I'm taking an "Algebra for Computer Science" course, and the professor briefly touched upon an implementation of the Extended Euclidean algorithm I can't seem to understand right now.
In previous algebra courses I learnt the following:
- Use the euclidean algorithm
- Convert each equation from the form $a = qb + r$ to $r = a - qb$
- Starting from the final equation, of the form: $\gcd(a, b) = a - qb$, substitute $b$ with the previous remainder, then distribute and sum, then repeat.
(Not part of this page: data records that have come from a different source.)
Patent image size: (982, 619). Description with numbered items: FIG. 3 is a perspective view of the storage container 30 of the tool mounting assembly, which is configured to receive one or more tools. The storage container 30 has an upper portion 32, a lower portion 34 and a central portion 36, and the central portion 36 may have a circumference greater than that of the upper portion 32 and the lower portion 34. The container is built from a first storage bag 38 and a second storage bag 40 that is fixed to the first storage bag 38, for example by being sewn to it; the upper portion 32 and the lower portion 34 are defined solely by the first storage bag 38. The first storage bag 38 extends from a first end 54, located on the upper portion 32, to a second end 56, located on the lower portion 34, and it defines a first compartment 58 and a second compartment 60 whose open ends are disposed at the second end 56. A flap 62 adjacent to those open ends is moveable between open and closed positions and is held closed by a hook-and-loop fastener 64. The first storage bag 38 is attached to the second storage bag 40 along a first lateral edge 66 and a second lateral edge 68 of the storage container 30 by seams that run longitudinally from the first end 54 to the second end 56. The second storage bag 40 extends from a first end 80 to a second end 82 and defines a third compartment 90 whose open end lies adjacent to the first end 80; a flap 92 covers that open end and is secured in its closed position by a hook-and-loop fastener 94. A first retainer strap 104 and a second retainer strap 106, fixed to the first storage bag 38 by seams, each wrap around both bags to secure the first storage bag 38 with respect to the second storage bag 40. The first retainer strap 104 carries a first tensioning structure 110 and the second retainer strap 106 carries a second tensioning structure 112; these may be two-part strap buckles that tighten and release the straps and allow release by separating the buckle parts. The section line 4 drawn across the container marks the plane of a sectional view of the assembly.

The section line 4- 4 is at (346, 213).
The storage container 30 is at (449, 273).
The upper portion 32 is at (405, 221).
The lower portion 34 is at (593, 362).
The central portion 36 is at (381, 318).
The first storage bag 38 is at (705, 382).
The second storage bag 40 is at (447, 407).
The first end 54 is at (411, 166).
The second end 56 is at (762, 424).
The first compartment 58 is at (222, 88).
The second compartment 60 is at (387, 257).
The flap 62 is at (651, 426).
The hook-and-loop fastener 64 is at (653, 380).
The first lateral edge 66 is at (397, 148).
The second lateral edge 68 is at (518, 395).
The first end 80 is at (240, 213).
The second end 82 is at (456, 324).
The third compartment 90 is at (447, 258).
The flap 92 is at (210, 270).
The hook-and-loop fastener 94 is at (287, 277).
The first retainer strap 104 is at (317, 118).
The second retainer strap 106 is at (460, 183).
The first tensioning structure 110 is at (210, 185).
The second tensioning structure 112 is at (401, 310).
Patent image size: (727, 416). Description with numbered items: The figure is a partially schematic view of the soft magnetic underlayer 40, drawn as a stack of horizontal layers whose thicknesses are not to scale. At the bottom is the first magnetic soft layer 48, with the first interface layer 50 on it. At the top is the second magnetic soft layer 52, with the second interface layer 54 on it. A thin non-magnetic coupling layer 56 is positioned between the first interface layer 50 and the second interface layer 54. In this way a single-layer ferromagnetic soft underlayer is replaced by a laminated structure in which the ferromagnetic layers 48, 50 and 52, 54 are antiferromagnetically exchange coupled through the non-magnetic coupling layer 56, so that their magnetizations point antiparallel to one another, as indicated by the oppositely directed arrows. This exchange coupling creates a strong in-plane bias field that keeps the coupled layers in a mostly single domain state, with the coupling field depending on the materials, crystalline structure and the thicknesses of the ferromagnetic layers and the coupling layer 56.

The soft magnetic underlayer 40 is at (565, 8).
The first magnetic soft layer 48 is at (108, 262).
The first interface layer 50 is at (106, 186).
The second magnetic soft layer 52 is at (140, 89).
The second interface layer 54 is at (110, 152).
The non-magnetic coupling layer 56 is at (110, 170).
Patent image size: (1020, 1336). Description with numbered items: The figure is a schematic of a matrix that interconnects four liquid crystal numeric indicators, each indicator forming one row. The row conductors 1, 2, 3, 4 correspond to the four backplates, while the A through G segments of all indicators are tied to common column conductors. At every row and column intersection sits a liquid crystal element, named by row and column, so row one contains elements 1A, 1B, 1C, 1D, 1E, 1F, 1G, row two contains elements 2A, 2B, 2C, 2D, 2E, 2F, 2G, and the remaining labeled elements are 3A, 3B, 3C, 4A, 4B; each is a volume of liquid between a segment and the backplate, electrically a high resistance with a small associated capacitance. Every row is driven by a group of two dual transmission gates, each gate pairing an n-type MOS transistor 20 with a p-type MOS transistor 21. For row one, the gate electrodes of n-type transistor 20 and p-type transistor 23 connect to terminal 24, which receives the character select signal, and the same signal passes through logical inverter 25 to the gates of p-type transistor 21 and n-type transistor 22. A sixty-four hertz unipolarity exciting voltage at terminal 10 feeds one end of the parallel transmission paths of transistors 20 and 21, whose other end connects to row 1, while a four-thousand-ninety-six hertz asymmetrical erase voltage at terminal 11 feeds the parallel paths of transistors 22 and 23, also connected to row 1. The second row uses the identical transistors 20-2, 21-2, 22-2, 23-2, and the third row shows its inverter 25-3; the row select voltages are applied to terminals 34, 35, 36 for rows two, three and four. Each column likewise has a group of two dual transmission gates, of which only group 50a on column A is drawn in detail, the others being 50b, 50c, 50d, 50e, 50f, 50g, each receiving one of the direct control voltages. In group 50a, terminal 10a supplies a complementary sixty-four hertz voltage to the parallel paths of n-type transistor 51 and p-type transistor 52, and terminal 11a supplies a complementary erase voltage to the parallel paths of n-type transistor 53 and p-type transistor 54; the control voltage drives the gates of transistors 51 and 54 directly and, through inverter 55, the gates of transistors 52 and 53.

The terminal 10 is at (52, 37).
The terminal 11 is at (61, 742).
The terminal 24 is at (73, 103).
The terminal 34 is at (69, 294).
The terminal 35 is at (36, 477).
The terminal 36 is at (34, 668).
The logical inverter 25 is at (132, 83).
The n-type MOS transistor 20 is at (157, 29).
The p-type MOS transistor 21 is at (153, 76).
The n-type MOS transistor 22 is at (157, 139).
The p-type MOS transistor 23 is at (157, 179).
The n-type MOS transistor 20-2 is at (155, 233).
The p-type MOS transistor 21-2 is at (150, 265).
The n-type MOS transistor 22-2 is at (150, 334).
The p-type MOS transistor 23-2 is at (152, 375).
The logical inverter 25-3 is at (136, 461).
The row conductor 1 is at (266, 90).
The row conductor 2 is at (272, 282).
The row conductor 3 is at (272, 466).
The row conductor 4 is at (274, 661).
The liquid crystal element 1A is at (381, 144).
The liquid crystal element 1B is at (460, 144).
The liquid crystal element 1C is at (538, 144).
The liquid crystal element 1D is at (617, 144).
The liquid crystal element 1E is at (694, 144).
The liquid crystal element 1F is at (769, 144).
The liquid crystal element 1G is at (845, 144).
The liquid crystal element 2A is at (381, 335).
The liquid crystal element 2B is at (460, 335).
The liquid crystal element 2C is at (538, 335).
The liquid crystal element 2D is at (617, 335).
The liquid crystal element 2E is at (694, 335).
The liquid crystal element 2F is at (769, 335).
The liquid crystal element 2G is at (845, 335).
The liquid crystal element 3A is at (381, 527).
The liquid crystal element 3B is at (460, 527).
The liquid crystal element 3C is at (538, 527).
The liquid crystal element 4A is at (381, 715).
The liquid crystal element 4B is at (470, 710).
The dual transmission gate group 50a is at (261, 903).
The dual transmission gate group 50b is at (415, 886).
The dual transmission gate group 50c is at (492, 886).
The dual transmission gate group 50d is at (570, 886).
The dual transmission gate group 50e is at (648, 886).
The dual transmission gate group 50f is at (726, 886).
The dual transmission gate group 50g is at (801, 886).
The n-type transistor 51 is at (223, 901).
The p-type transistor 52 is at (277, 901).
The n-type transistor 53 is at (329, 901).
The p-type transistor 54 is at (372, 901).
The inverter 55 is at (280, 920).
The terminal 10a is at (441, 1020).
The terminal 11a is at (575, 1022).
The procedure ends once the form described in Bézout's identity is reached. $$\gcd(a, b) = ... = ua + vb$$
The new lecture notes instead describe a constructive process, based on the following property:
$$ au + bv = m \implies m = (qb + r)u + bv = ru + b(v+qu) $$
We then write a step of Euclid's algorithm as follows:
$$ \gcd(a = qb + r, b \mid u, v) \to \gcd(r, b \mid u, v + qu) \to \gcd (b, r \mid v + qu, u) $$
Until we get to $\gcd (m, 0 \mid l_1(u, v), l_2 (u, v))$ and solve the linear system:
$$ \begin{cases} l_1(u, v) = 1 \\ l_2(u, v) = 0 \end{cases} $$
What I don't understand is the connection between these two methods (or really the intuition of why this second method works), and why this second method should be "easier" (for humans, at least; I do get that recursively constructing a $2\times 2$ matrix and solving a tiny linear system is very simple for a computer, but the professor claimed this method is simply "easier").